In this regard, you can think of Cliqset as a transparent Twitter failover solution. :)
Damn, that is actually rather sensible. I have not tested this, how far back does CQ save? Can it go back more than say 6 hours? Do I have to have CQ open for it to cache? I have never used CQ when Twitter was down I don’t think.
Once you enable the Twitter integration, Cliqset will retain 90 days worth of Twitter timeline history. DMs, mentions, replies are also stored permanently (or until you delete your account).
If Twitter wasn’t so damn flooded with people trying to sell you crap, it would run just fine. Filter the spam and solve the problem.

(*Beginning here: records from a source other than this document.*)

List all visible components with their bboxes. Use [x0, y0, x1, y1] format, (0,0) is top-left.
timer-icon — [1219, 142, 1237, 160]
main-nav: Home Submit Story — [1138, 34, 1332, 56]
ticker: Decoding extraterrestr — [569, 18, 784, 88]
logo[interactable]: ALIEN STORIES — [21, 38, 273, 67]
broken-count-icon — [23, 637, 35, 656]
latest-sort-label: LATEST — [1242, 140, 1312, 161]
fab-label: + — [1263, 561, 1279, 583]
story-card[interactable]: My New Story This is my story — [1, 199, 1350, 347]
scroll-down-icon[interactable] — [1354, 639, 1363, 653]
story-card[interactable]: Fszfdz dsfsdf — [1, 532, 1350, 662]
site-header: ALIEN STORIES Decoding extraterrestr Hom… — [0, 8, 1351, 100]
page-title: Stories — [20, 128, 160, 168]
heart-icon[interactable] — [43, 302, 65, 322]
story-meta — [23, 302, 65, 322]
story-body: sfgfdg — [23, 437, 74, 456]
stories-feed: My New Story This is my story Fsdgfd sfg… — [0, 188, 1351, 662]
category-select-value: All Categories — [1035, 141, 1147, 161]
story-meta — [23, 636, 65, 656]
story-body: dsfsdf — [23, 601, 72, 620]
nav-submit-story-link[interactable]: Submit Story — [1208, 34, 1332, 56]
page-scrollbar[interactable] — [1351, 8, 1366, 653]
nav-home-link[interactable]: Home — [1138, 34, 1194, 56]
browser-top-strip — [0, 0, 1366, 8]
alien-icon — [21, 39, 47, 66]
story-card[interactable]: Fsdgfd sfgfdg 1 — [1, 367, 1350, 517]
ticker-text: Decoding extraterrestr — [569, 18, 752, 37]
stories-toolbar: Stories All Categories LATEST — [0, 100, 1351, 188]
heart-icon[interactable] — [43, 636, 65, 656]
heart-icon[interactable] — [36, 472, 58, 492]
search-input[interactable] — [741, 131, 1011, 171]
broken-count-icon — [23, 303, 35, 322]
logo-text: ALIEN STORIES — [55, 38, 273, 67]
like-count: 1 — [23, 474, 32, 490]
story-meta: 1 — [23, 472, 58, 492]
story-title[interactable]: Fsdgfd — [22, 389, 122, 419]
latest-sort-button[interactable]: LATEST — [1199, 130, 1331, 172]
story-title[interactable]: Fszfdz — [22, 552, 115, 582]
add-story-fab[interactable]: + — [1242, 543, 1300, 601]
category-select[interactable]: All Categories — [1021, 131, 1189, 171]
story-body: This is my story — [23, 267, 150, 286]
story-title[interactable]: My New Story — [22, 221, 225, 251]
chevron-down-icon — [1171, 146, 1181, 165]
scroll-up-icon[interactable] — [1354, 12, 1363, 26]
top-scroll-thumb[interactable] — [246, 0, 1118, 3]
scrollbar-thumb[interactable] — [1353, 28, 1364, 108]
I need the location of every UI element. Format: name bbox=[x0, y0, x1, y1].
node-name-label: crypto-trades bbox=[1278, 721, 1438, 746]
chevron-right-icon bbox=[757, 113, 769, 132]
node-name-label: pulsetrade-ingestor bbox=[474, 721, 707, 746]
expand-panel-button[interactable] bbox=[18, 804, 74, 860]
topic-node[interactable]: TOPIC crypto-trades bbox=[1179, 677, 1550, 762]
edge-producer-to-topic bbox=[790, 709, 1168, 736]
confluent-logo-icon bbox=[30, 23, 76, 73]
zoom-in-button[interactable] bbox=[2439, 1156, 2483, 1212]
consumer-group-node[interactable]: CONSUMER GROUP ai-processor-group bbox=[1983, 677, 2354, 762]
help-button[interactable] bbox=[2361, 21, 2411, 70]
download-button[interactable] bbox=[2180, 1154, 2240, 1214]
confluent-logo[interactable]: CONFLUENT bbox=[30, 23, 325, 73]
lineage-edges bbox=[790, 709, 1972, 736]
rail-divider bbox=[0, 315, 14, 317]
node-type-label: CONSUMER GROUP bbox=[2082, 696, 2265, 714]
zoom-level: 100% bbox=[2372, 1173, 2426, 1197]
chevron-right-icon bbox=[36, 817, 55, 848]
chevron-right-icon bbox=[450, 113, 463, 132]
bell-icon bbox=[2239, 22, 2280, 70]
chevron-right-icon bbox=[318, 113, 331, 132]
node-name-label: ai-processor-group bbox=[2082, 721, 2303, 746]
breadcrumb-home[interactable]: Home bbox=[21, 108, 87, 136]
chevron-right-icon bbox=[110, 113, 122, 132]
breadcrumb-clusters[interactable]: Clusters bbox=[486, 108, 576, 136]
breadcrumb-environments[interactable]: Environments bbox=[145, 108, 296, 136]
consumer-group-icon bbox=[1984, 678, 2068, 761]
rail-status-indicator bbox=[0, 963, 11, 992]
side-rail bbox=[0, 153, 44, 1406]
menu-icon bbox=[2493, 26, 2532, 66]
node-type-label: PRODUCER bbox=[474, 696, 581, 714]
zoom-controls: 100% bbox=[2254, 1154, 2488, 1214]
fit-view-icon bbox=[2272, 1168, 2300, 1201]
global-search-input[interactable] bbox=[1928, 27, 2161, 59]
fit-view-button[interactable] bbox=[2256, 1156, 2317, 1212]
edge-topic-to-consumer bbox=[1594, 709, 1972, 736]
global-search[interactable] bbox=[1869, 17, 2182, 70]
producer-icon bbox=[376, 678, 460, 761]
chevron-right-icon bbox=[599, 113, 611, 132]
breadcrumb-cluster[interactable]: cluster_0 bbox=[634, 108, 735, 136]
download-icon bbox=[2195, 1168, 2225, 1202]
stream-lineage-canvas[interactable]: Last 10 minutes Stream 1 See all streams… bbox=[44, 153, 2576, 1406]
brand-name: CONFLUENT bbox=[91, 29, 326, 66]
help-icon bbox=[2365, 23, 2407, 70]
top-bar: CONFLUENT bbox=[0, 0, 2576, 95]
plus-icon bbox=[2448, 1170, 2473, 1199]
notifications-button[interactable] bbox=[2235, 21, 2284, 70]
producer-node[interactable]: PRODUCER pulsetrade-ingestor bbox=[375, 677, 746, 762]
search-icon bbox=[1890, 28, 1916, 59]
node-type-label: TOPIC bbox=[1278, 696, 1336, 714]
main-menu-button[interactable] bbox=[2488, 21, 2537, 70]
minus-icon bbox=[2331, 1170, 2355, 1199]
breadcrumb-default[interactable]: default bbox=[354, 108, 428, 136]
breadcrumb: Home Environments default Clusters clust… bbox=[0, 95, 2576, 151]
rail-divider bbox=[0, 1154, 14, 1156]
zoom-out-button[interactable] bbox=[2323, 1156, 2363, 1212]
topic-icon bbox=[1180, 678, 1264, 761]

I truly believe people should have to go through a real identity clearance to have one twitter acct. Once you confirm it’s a real person then they get an account. If they abuse the system they no longer are allowed an account. game over.
we need to stop making things free. Even if it cost $10 to get a lifetime twitter account, that would stop a lot of bots.
Filters are everything.
Give nsyght.com a try, we were profiled here @ tnw a few months ago by Martin B.
Our service has pretty damn good archival and real time search for twitter (and others) – as well as other things like faceted and filtered search…you get the idea.
Your “backup” is here. You can view it, search it, grab the RSS, whatever you want. Even if the fail whale lurks elsewhere.
http://nsyght.com/ext/twitter/alex/
Google is the only one could do that take YouTube like example so twitter should be sold to Google
Alex, I don’t know how much archival stuff we have for you at nsyght, but I would hazard at least 3-4 months or more. This includes posts, replies, mentions and even RT’s.
this is nonsense
Why not a decentralized\distributed alternative to twitter? It would solve a lot more problems to begin.
It will be interesting to see what happens once user streams are released into production. I’ve been using Twitter’s Streaming API (not user streams, but their other “filter” stream) and even when Twitter is down, it still continues to deliver tweets. And it will make something like what you’re saying a little bit easier to achieve.
Also, thanks for the RowFeeder mention! :)
I concur! If they haven’t started on improving their downtimes and traffic solutions, they should seriously start working on it.